Comment se construire une réelle sécurité financière ?
En effet, s’il y a un mot que j’entends revenir dans presque toutes mes conversations avec des femmes, quelle que soit leur situation. Et ce n’est pas « richesse ». Ni « succès ». C’est le mot, c’est sécurité.
Je veux juste me sentir en sécurité financièrement… Et je veux savoir que si quelque chose se passe (une rupture, une maladie, un licenciement) je pourrai m’en sortir seule. Je veux ne plus avoir cette boule au ventre quand je regarde mon compte en banque.
Cette aspiration-là, elle n’est ni petite ni banale. Car elle est au cœur de tout. Parce que la sécurité financière, c’est la base sur laquelle se construit tout le reste : la liberté, les choix, la capacité à dire non, à partir, à recommencer.
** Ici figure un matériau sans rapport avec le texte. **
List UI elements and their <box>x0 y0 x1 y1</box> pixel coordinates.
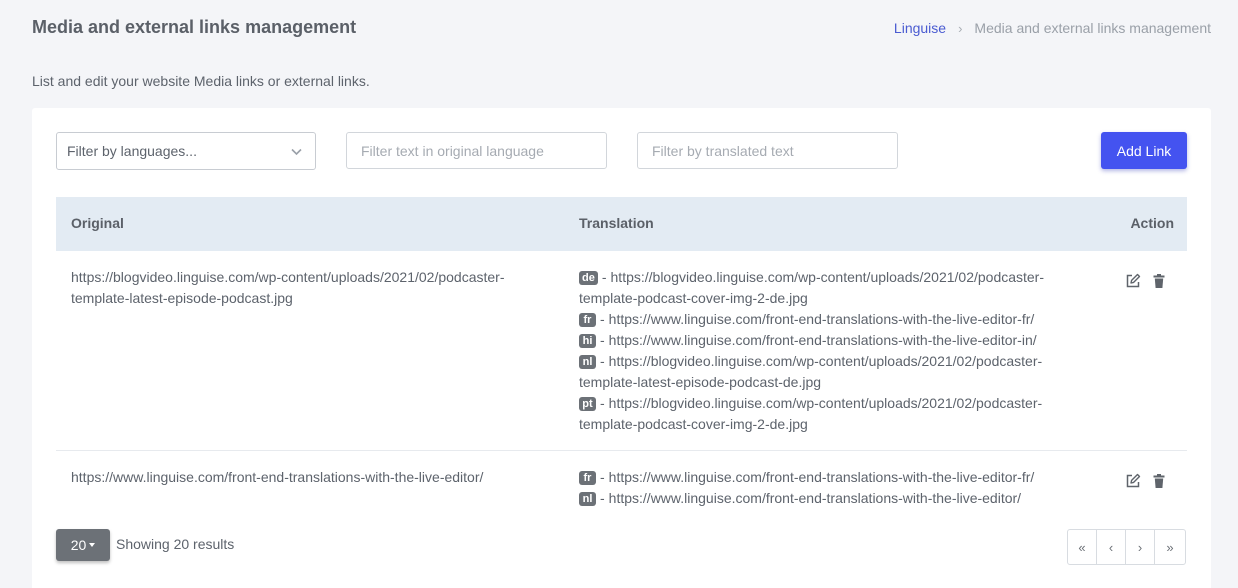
translation-url: https://blogvideo.linguise.com/wp-conten… <box>579 269 1045 306</box>
translation-list: fr - https://www.linguise.com/front-end-tr… <box>579 467 1079 509</box>
table-header: Original Translation Action <box>56 197 1187 251</box>
language-badge: de <box>579 271 598 285</box>
separator-dash: - <box>601 269 607 285</box>
column-header-original: Original <box>71 215 124 231</box>
original-text-filter-input[interactable] <box>346 132 607 169</box>
edit-icon[interactable] <box>1125 273 1141 289</box>
add-link-button[interactable]: Add Link <box>1101 132 1187 169</box>
row-actions <box>1125 473 1167 489</box>
separator-dash: - <box>600 311 605 327</box>
breadcrumb-home-link[interactable]: Linguise <box>894 20 946 36</box>
column-header-translation: Translation <box>579 215 654 231</box>
per-page-value: 20 <box>70 537 87 553</box>
original-url: https://www.linguise.com/front-end-trans… <box>71 469 484 485</box>
language-badge: hi <box>579 334 596 348</box>
translation-url: https://www.linguise.com/front-end-trans… <box>608 469 1035 485</box>
caret-down-icon <box>89 543 96 547</box>
translation-item: pt - https://blogvideo.linguise.com/wp-con… <box>579 393 1079 435</box>
language-filter-select[interactable]: Filter by languages... <box>56 132 316 170</box>
translation-url: https://www.linguise.com/front-end-trans… <box>608 311 1035 327</box>
language-filter-placeholder: Filter by languages... <box>67 143 197 159</box>
page-description: List and edit your website Media links o… <box>32 73 370 89</box>
table-row: https://blogvideo.linguise.com/wp-conten… <box>56 251 1187 451</box>
breadcrumb: Linguise › Media and external links mana… <box>894 20 1211 36</box>
breadcrumb-current: Media and external links management <box>974 20 1211 36</box>
original-url: https://blogvideo.linguise.com/wp-conten… <box>71 269 505 306</box>
trash-icon[interactable] <box>1151 473 1167 489</box>
chevron-down-icon <box>290 145 303 161</box>
separator-dash: - <box>600 395 605 411</box>
translation-list: de - https://blogvideo.linguise.com/wp-con… <box>579 267 1079 435</box>
translation-url: https://blogvideo.linguise.com/wp-conten… <box>579 353 1043 390</box>
per-page-dropdown-button[interactable]: 20 <box>56 529 110 561</box>
edit-icon[interactable] <box>1125 473 1141 489</box>
last-page-button[interactable]: » <box>1155 530 1185 564</box>
separator-dash: - <box>600 469 605 485</box>
translation-item: hi - https://www.linguise.com/front-end-tr… <box>579 330 1079 351</box>
table-row: https://www.linguise.com/front-end-trans… <box>56 451 1187 521</box>
previous-page-button[interactable]: ‹ <box>1097 530 1126 564</box>
links-card: Filter by languages... Add Link Original… <box>32 108 1211 588</box>
translation-url: https://blogvideo.linguise.com/wp-conten… <box>579 395 1043 432</box>
pagination: « ‹ › » <box>1067 529 1186 565</box>
translated-text-filter-input[interactable] <box>637 132 898 169</box>
first-page-button[interactable]: « <box>1068 530 1097 564</box>
translation-item: fr - https://www.linguise.com/front-end-tr… <box>579 309 1079 330</box>
language-badge: fr <box>579 471 596 485</box>
translation-item: nl - https://blogvideo.linguise.com/wp-con… <box>579 351 1079 393</box>
links-table: Original Translation Action https://blog… <box>56 197 1187 521</box>
column-header-action: Action <box>1130 215 1174 231</box>
translation-item: nl - https://www.linguise.com/front-end-tr… <box>579 488 1079 509</box>
row-actions <box>1125 273 1167 289</box>
separator-dash: - <box>600 332 605 348</box>
language-badge: pt <box>579 397 596 411</box>
translation-url: https://www.linguise.com/front-end-trans… <box>608 490 1022 506</box>
separator-dash: - <box>600 353 605 369</box>
trash-icon[interactable] <box>1151 273 1167 289</box>
results-count: Showing 20 results <box>116 536 235 552</box>
next-page-button[interactable]: › <box>1126 530 1155 564</box>
language-badge: fr <box>579 313 596 327</box>
translation-item: fr - https://www.linguise.com/front-end-tr… <box>579 467 1079 488</box>
language-badge: nl <box>579 355 596 369</box>
translation-url: https://www.linguise.com/front-end-trans… <box>608 332 1037 348</box>
language-badge: nl <box>579 492 596 506</box>
breadcrumb-separator: › <box>958 20 963 36</box>
page-title: Media and external links management <box>32 17 357 37</box>
translation-item: de - https://blogvideo.linguise.com/wp-con… <box>579 267 1079 309</box>
separator-dash: - <box>600 490 605 506</box>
Et pourtant, on en parle si peu et si mal. Soit on réduit la sécurité financière à « avoir assez d’épargne », soit on la confond avec « être riche ». Ni l’une ni l’autre de ces définitions n’est juste. Car la sécurité financière, pour une femme, c’est quelque chose de bien plus complexe et de bien plus accessible que ce qu’on croit.
C’est exactement ce qu’on va explorer ensemble !
Ce que la sécurité financière signifie vraiment et pourquoi elle compte encore plus pour les femmes
La sécurité financière, techniquement, c’est la capacité à couvrir tes besoins essentiels et à faire face aux imprévus sans tomber dans la précarité… aujourd’hui, demain, et dans vingt ans.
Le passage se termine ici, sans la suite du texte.